Vierzehnter Titel Öffentlichkeit und Sitzungspolizei
§ 169 GVG
1Die Verhandlung vor dem erkennenden Gericht einschließlich der Verkündung der Urteile und Beschlüsse ist öffentlich. 2Ton- und Fernseh-Rundfunkaufnahmen sowie Ton- und Filmaufnahmen zum Zwecke der öffentlichen Vorführung oder Veröffentlichung ihres Inhalts sind unzulässig.
§ 170 GVG
(1) 1Verhandlungen, Erörterungen und Anhörungen in Familiensachen sowie in Angelegenheiten der freiwilligen Gerichtsbarkeit sind nicht öffentlich. 2Das Gericht kann die Öffentlichkeit zulassen, jedoch nicht gegen den Willen eines Beteiligten. 3In Betreuungs- und Unterbringungssachen ist auf Verlangen des Betroffenen einer Person seines Vertrauens die Anwesenheit zu gestatten.

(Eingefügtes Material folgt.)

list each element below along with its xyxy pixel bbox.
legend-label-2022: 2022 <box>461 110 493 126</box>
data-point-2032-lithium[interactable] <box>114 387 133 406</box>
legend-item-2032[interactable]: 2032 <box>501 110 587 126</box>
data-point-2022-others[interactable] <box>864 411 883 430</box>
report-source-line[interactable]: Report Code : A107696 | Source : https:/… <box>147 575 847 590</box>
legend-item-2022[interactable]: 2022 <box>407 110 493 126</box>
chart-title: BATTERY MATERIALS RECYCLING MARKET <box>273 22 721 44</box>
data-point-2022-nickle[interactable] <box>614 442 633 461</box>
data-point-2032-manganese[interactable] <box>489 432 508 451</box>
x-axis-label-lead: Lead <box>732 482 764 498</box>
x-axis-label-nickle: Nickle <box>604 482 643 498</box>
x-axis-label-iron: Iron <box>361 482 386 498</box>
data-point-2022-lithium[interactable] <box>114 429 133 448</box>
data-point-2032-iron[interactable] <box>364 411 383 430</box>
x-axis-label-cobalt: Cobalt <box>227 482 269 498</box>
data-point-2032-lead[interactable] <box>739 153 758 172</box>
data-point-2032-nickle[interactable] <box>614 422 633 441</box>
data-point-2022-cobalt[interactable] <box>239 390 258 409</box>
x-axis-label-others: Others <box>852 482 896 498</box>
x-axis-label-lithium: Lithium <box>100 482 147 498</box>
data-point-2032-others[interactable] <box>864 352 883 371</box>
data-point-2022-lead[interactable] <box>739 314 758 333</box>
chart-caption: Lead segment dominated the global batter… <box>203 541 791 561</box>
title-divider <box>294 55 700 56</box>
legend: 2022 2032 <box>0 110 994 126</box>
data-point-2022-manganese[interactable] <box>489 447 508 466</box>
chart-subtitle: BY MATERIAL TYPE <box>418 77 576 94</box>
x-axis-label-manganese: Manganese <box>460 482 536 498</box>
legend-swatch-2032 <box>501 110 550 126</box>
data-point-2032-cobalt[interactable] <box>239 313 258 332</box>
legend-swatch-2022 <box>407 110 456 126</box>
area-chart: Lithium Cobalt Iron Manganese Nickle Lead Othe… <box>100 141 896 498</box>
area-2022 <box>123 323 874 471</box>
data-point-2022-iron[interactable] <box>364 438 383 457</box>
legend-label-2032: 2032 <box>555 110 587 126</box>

(2) Das Rechtsbeschwerdegericht kann die Öffentlichkeit zulassen, soweit nicht das Interesse eines Beteiligten an der nicht öffentlichen Erörterung überwiegt.
§ 171 GVG
(weggefallen)
§ 171a GVG
Die Öffentlichkeit kann für die Hauptverhandlung oder für einen Teil davon ausgeschlossen werden, wenn das Verfahren die Unterbringung des Beschuldigten in einem psychiatrischen Krankenhaus oder einer Entziehungsanstalt, allein oder neben einer Strafe, zum Gegenstand hat.
§ 171b GVG
(1) 1Die Öffentlichkeit kann ausgeschlossen werden, soweit Umstände aus dem persönlichen Lebensbereich eines Prozessbeteiligten, Zeugen oder durch eine rechtswidrige Tat (§ 11 Abs. 1 Nr. 5 des Strafgesetzbuches ) Verletzten zur Sprache kommen, deren öffentliche Erörterung schutzwürdige Interessen verletzen würde, soweit nicht das Interesse an der öffentlichen Erörterung dieser Umstände überwiegt. 2Dies gilt nicht, soweit die Personen, deren Lebensbereiche betroffen sind, in der Hauptverhandlung dem Ausschluss der Öffentlichkeit widersprechen.
(2) Die Öffentlichkeit ist auszuschließen, wenn die Voraussetzungen des Absatzes 1 Satz 1 vorliegen und der Ausschluss von der Person, deren Lebensbereich betroffen ist, beantragt wird.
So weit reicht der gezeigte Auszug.